The effects of Alzheimer's disease are seen in the episodic part of explicit memory. This can lead to problems with communication. A study was conducted where Alzheimer's patients were asked to name a variety of objects from different periods. The results shown that their ability to name the object depended on frequency of use of the item and when the item was first acquired. This effect on semantic memory also has an effect on music and tones. Alzheimer's patients have difficulty distinguishing between different melodies they have never heard before. People with Alzheimer's also have issues with picturing future events. This is due to a deficit in episodic future thinking. There are many other reasons why adults and others may begin to have memory loss.

== In popular culture ==
Amnesia is frequently portrayed in television and movies. Some of the better-known examples include:

In the romantic comedy 50 First Dates (2004), Adam Sandler plays veterinarian Henry Roth, who falls for Lucy Whitmore, played by Drew Barrymore. Having lost her short-term memory in a car crash, Lucy can only remember the current day's events until she falls asleep. When she wakes up the next morning, she has no recollection of the previous day's experiences. Those experiences would normally be transferred into declarative knowledge and allow them to be recalled in the future. The movie is not the most accurate representation of a true amnesic patient, but it is useful to inform viewers of the detrimental effects of amnesia.

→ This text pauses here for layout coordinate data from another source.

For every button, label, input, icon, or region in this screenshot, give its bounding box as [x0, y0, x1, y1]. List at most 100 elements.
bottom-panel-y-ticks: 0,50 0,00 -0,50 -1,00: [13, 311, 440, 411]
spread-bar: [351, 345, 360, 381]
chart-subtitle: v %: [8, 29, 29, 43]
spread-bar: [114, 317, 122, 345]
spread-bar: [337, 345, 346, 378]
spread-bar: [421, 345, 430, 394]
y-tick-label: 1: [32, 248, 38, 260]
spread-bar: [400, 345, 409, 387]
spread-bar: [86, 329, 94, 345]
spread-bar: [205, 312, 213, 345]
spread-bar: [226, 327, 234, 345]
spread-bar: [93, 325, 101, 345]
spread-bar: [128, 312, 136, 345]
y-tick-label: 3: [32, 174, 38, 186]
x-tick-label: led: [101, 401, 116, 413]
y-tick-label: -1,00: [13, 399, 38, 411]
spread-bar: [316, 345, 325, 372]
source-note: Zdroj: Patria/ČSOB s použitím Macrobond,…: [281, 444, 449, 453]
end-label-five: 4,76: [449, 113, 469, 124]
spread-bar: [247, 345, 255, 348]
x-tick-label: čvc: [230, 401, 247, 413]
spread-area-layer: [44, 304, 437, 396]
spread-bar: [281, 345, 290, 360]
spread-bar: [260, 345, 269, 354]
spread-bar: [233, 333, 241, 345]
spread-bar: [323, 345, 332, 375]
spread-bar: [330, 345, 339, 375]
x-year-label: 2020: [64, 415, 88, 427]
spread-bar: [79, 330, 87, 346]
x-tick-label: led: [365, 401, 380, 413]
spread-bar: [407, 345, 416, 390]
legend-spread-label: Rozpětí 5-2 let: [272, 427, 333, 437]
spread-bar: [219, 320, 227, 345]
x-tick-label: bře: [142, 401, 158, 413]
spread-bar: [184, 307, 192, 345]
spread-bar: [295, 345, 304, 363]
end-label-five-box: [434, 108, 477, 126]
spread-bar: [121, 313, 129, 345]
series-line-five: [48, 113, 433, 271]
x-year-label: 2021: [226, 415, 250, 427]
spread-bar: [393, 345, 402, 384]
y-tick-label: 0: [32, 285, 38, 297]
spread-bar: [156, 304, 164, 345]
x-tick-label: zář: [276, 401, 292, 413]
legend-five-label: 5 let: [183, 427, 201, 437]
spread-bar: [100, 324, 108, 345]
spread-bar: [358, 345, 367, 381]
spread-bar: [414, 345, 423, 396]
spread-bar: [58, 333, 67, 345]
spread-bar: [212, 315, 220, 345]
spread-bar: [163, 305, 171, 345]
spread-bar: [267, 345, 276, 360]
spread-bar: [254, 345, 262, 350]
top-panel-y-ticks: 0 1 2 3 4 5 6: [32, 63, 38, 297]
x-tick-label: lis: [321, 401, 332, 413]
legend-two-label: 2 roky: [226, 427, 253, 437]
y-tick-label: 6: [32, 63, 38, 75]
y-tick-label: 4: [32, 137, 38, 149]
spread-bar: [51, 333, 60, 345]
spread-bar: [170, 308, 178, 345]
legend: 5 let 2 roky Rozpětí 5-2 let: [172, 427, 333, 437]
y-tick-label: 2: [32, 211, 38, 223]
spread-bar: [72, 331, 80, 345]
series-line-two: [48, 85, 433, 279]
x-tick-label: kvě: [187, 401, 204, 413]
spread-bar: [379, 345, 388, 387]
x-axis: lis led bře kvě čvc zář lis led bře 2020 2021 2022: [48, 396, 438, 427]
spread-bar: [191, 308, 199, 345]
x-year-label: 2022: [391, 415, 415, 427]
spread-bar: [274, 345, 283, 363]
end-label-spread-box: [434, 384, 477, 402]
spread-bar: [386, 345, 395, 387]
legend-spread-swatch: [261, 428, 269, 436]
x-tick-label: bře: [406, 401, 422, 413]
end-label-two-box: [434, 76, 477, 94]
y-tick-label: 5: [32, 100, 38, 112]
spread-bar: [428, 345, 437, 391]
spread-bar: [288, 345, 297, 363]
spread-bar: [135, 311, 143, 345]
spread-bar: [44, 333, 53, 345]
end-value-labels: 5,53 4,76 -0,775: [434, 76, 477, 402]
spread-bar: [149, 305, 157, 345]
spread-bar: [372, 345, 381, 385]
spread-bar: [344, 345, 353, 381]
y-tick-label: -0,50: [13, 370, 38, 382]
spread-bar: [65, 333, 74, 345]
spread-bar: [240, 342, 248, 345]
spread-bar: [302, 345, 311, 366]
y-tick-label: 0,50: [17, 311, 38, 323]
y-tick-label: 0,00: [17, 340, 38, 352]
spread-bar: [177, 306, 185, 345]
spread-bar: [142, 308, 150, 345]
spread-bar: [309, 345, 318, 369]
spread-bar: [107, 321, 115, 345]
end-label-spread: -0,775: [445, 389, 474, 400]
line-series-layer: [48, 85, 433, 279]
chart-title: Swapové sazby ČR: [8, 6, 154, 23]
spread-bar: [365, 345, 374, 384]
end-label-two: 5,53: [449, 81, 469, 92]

Memento (2000) a film inspired by the case of Henry Molaison (H.M.). Guy Pearce plays a former insurance investigator suffering from severe anterograde amnesia, which was caused by a head injury. Unlike most other amnesiacs, Leonard retains his identity and the memories of events that occurred before the injury but has lost all ability to form new memories. That loss of ability indicates that the head injury affected the medial temporal lobe of the brain, which has resulted in his inability to form declarative memory.

Finding Nemo features a reef fish named Dory with an inability to develop declarative memory. That prevents her from learning or retaining any new information such as names or directions. The exact origin of Dory's impairment is not mentioned in the film, but her memory loss accurately portrays the difficulties facing amnesiacs.